Bild: Christian Jakob
BREMEN taz | Den zwei Schülerinnen bot sich ein grausiges Bild: Am Dienstagnachmittag beobachteten die beiden 14 und 15 Jahre alten Mädchen am Gifhorner Bahnhof, wie ein Mann vom Bahnsteig herabstieg und langsam seinen Kopf auf die Schienen beugte.
Sie versuchten ihn zu warnen, doch er verharrte auf den Gleisen, bis ihn der herannahende Güterzug aus Hannover überrollte.
Bei dem Toten handelt es sich um einen 40-jährigen Nepalesen. 1996 kam er nach Deutschland, sein Asylantrag wurde abgelehnt.
Seither lebte er als Geduldeter in verschiedenen Asylbewerberheimen. Die Behörden verweigerten ihm ein Aufenthaltsrecht, doch weil er keinen Pass hatte, konnten sie ihn nicht abschieben.
Fast 15 Jahre ging das so, zuletzt wohnte er in einem Heim in Meinersen nahe Gifhorn.
Der dortigen Ausländerbehörde gelang es kürzlich, bei der Botschaft Nepals ein so genanntes Passersatzpapier für ihn zu beschaffen.

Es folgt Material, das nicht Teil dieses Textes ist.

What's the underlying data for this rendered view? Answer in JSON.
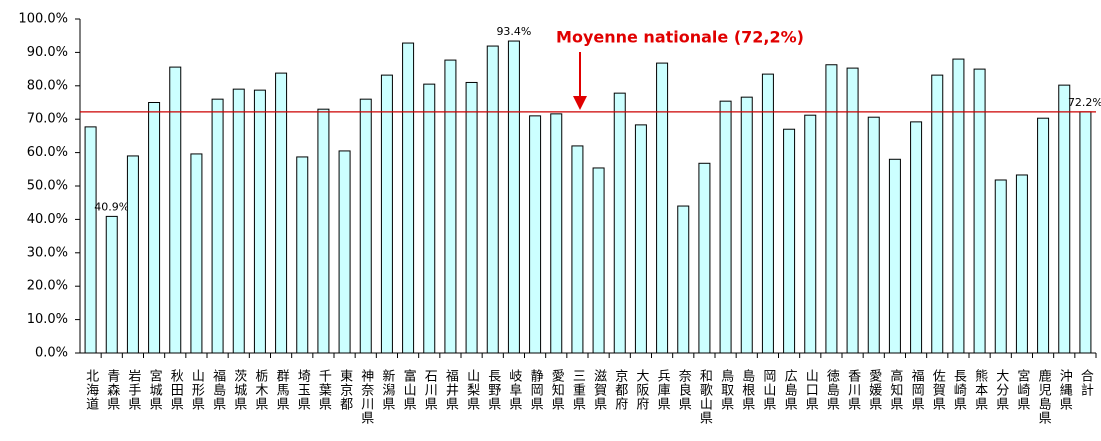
{
  "chart_data": {
    "type": "bar",
    "categories": [
      "北海道",
      "青森県",
      "岩手県",
      "宮城県",
      "秋田県",
      "山形県",
      "福島県",
      "茨城県",
      "栃木県",
      "群馬県",
      "埼玉県",
      "千葉県",
      "東京都",
      "神奈川県",
      "新潟県",
      "富山県",
      "石川県",
      "福井県",
      "山梨県",
      "長野県",
      "岐阜県",
      "静岡県",
      "愛知県",
      "三重県",
      "滋賀県",
      "京都府",
      "大阪府",
      "兵庫県",
      "奈良県",
      "和歌山県",
      "鳥取県",
      "島根県",
      "岡山県",
      "広島県",
      "山口県",
      "徳島県",
      "香川県",
      "愛媛県",
      "高知県",
      "福岡県",
      "佐賀県",
      "長崎県",
      "熊本県",
      "大分県",
      "宮崎県",
      "鹿児島県",
      "沖縄県",
      "合計"
    ],
    "values": [
      67.7,
      40.9,
      59,
      75,
      85.6,
      59.6,
      76,
      79,
      78.7,
      83.8,
      58.7,
      73,
      60.5,
      76,
      83.2,
      92.8,
      80.5,
      87.7,
      81,
      91.9,
      93.4,
      71,
      71.6,
      62,
      55.4,
      77.8,
      68.3,
      86.8,
      44,
      56.8,
      75.4,
      76.6,
      83.5,
      67,
      71.2,
      86.3,
      85.3,
      70.6,
      58,
      69.2,
      83.2,
      88,
      85,
      51.8,
      53.3,
      70.3,
      80.2,
      72.2
    ],
    "value_labels": [
      null,
      "40.9%",
      null,
      null,
      null,
      null,
      null,
      null,
      null,
      null,
      null,
      null,
      null,
      null,
      null,
      null,
      null,
      null,
      null,
      null,
      "93.4%",
      null,
      null,
      null,
      null,
      null,
      null,
      null,
      null,
      null,
      null,
      null,
      null,
      null,
      null,
      null,
      null,
      null,
      null,
      null,
      null,
      null,
      null,
      null,
      null,
      null,
      null,
      "72.2%"
    ],
    "color": "#ccffff",
    "ylim": [
      0,
      100
    ],
    "yticks": [
      {
        "value": 0,
        "label": "0.0%"
      },
      {
        "value": 10,
        "label": "10.0%"
      },
      {
        "value": 20,
        "label": "20.0%"
      },
      {
        "value": 30,
        "label": "30.0%"
      },
      {
        "value": 40,
        "label": "40.0%"
      },
      {
        "value": 50,
        "label": "50.0%"
      },
      {
        "value": 60,
        "label": "60.0%"
      },
      {
        "value": 70,
        "label": "70.0%"
      },
      {
        "value": 80,
        "label": "80.0%"
      },
      {
        "value": 90,
        "label": "90.0%"
      },
      {
        "value": 100,
        "label": "100.0%"
      }
    ],
    "reference_line": {
      "value": 72.2,
      "color": "#cc0000",
      "label": "Moyenne nationale (72,2%)"
    }
  }
}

Es ermöglicht einen Grenzübertritt - und somit die Abschiebung.
"Als er von der Abschiebung erfahren hat, wusste er sich nicht mehr anders zu helfen", sagt eine Sprecherin der Heimbewohner zur taz. Sie hätten der Ausländerbehörde und den Politikern schon vorher gesagt, dass so etwas passieren würde.

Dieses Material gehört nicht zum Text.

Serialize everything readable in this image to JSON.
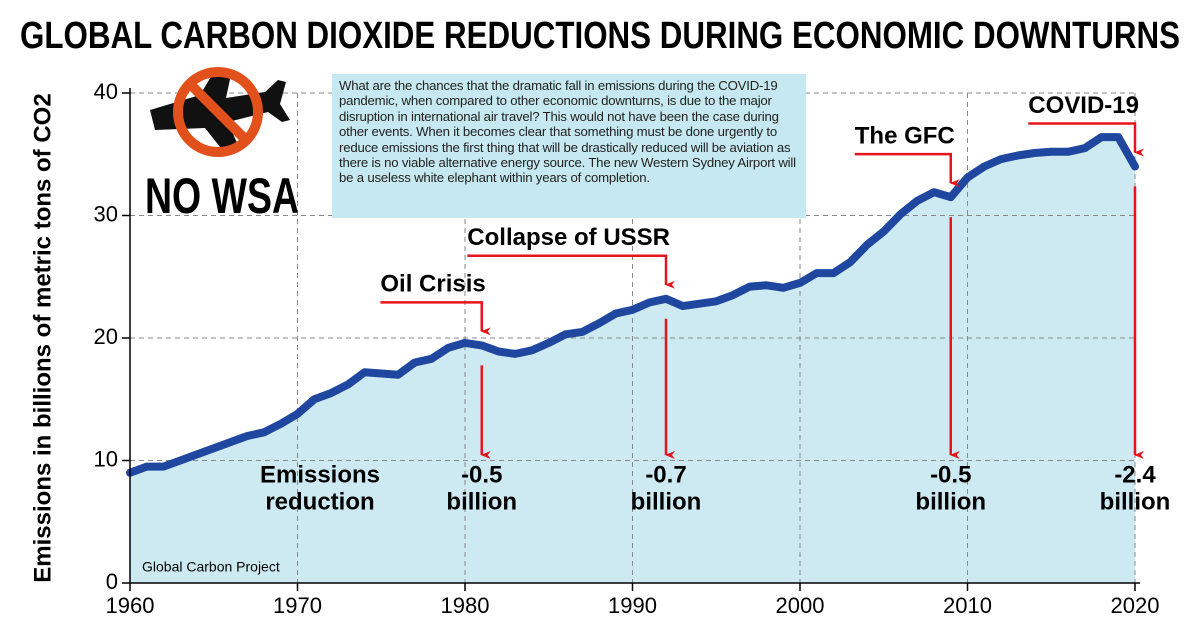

Die Heimbewohner klagen seit Langem über eine schikanöse Behandlung durch das Ausländeramt. "Wir werden vom Rest der Gesellschaft isoliert und haben keine Privatsphäre", heißt es in einem offenen Brief, den sie im Oktober verfasst haben.
Es gebe ständige Kontrollen und Gängeleien, sie müssten sich jahrelang enge Zimmer mit mehreren Personen teilen. Auch von Suizidgefahr war die Rede.
Die Bewohner forderten eine Unterbringung in Wohnungen, die nach Auffassung der niedersächsischen Grünen auch erheblich billiger wäre.
Am Mittwoch schrieben die Bewohner einen neuen Brief: "Manche von uns müssen alle drei Tage zur Ausländerbehörde, um unsere Duldung zu verlängern. Jedes Mal wird uns die Abschiebung angedroht. Es ist wie eine Bestrafung."
Der Landkreis weist die Vorwürfe zurück. "Ein Zusammenhang zwischen dem Suizid und der von einigen Heimbewohnern kritisierten Unterkunft in Meinersen wird ausdrücklich zurückgewiesen", heißt es in einer Erklärung des Kreises.
Man bedaure den Suizid "außerordentlich". Doch die Behörde sei verpflichtet gewesen, den Nepalesen abzuschieben. Hinweise auf eine Suizidgefährdung habe es keine gegeben. "Die Gründe für den Suizid sind im persönlichen Umfeld zu suchen."
Der niedersächsische Flüchtlingsrat hält es hingegen für "glaubhaft", dass der Mann sich tötete, weil die Abschiebung ihn in Verzweiflung stürzte. "Klar ist, dass der Landkreis Gifhorn nicht zimperlich mit den Leuten umgeht", sagt Geschäftsführer Kai Weber.
Die Schikanen, über die die Flüchtlinge aus Meinersen klagen, seien bekannt. "Die werden auch diesmal nicht besonders sensibel mit dem Mann umgegangen sein."